Because those students often fall below educators' radar, the report, sponsored by the Abell Foundation in Baltimore, calls them "invisible dyslexics." About 20 percent of students in large urban districts are likely to fit that category, says the report written by education consultant and former Baltimore school board member Kalman R. Hettleman.
With the right screening and early diagnosis, Mr. Hettleman estimates, the proportion would drop to 6 percent.
"Children who fall behind early rarely catch up," he writes. "This invisible injustice can be overcome by concerted federal, state, and local action."
Mr. Hettleman, in addition to doing a case study on the 95,000-student Baltimore city schools, analyzed research on early reading intervention. The problem, he concludes, is a nationwide crisis with the same causes. He calls for changes in how dyslexia is defined and diagnosed.
Under special education laws, children with reading difficulties are not entitled to special instruction unless there is a large discrepancy between their intelligence, as measured by IQ tests, and reading achievement. That discrepancy requirement has a "perverse impact," the report says. High-IQ children with reading difficulties have bigger "discrepancies" than children with low IQs, and therefore receive early support.
The IQ test has long been accused of discriminating against poor and minority children who come from homes with less exposure to language and literature, the report notes.

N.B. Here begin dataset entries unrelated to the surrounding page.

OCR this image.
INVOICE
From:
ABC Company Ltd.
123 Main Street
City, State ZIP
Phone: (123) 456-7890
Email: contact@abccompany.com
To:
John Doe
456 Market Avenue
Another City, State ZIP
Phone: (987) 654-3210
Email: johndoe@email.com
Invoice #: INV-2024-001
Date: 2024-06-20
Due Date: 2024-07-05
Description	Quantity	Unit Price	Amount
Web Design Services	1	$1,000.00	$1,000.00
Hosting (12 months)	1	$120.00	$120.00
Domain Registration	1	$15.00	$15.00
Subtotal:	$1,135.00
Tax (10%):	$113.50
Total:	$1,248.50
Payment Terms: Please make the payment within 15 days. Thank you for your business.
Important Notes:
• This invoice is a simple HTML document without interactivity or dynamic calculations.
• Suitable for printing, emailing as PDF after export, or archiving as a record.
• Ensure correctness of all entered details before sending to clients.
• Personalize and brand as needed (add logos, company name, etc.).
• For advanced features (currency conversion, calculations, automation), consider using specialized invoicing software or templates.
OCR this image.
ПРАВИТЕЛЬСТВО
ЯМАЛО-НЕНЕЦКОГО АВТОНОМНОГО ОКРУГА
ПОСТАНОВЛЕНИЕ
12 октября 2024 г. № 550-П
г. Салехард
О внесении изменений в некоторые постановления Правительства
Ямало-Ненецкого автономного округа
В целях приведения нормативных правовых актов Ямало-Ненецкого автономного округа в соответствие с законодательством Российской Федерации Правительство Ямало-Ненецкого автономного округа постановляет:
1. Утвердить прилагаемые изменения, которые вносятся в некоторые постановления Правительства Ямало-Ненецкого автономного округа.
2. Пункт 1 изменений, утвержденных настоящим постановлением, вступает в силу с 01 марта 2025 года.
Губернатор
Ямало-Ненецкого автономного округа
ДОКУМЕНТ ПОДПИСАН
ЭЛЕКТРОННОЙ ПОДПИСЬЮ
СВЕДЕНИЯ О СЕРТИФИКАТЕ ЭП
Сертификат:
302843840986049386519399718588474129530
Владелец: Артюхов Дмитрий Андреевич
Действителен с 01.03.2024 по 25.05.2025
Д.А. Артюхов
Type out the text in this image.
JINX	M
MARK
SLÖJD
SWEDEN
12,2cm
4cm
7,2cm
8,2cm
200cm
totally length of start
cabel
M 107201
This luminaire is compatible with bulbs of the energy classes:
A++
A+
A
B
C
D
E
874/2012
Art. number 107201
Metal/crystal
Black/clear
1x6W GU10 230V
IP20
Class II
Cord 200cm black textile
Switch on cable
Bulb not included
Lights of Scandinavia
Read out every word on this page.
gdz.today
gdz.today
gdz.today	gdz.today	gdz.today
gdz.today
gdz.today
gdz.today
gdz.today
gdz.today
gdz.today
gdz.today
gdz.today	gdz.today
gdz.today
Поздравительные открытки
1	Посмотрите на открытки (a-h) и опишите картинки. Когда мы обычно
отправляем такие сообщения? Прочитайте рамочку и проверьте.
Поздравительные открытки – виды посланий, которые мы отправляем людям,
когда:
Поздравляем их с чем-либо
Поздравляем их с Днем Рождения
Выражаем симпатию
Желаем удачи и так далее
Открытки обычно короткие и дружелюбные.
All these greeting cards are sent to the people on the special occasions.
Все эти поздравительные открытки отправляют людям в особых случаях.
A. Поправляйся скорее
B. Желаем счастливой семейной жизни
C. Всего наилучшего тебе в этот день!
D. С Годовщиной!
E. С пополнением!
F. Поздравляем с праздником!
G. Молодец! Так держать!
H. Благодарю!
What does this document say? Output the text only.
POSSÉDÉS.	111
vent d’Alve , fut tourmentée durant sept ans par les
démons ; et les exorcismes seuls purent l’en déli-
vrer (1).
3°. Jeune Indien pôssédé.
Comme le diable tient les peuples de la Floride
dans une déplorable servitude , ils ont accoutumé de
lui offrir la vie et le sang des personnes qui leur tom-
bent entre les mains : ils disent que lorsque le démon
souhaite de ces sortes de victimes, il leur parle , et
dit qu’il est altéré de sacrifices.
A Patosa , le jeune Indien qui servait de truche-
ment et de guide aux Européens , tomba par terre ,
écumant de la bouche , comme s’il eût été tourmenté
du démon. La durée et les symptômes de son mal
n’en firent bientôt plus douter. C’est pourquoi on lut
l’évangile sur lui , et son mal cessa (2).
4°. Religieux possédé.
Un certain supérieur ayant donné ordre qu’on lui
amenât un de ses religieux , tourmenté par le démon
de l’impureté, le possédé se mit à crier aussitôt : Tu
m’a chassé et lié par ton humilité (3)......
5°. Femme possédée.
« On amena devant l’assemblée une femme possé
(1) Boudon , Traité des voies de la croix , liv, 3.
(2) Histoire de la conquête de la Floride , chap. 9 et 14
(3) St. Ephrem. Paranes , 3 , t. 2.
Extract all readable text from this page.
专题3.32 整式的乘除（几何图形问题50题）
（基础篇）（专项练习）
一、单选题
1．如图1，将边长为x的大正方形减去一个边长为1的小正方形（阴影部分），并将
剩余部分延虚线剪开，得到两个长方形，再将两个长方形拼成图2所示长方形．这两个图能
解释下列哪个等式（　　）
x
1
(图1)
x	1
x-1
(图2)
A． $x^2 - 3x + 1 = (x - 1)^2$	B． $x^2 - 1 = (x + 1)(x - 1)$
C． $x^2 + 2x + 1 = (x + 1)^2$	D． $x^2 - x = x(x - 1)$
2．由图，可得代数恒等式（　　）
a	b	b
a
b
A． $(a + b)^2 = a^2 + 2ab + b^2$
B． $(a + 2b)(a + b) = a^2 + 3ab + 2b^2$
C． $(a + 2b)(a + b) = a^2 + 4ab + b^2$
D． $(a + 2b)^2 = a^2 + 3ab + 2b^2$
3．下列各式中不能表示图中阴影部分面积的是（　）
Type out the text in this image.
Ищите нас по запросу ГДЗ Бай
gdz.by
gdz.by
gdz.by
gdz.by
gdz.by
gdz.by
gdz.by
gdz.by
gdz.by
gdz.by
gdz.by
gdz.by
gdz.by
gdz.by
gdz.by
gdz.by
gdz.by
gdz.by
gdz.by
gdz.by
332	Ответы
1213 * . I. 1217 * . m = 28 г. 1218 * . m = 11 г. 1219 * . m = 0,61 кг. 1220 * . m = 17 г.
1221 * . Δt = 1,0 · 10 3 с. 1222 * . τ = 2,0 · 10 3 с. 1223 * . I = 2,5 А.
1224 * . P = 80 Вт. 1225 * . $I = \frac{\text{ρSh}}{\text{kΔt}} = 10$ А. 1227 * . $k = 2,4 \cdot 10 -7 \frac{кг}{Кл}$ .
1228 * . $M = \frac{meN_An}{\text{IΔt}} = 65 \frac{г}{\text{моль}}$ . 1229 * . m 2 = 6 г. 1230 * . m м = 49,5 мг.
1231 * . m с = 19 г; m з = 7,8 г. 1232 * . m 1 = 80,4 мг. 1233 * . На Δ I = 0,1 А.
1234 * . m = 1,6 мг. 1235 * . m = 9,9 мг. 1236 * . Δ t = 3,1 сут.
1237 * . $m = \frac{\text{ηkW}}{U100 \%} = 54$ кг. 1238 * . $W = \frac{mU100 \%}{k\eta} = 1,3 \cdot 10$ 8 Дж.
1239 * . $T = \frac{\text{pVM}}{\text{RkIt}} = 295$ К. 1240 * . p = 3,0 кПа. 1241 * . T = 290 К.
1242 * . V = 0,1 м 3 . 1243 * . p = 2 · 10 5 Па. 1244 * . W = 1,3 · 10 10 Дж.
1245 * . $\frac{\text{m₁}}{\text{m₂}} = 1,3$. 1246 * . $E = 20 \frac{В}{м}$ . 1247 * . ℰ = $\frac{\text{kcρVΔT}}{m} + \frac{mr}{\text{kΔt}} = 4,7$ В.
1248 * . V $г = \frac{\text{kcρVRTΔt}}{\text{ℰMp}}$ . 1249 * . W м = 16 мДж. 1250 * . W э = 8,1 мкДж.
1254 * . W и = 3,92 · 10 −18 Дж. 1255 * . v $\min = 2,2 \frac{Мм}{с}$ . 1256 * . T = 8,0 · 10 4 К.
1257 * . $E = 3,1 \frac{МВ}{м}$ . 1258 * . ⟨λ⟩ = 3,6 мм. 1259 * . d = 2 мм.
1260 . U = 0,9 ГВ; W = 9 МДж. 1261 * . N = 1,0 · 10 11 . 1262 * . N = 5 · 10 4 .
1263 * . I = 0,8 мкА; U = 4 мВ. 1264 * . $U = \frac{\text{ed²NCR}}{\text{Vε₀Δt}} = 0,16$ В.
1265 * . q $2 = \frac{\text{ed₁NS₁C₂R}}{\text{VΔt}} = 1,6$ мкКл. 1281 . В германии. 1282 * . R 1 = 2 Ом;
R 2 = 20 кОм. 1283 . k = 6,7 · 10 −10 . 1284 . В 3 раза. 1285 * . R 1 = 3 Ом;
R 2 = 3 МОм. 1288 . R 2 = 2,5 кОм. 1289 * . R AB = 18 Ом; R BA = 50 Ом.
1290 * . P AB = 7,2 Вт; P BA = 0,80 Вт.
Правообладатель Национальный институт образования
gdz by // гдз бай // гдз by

Mr. Hettleman says that teachers' lower expectations of minority students from low-income families sometimes exacerbate the problem.
The report recommends that districts screen for reading difficulties by kindergarten. Typically, it says, such children aren't identified until age 9, after critical years are lost.
And the federal government should change the wording of the discrepancy requirement that impedes early diagnosis and intervention, the report argues.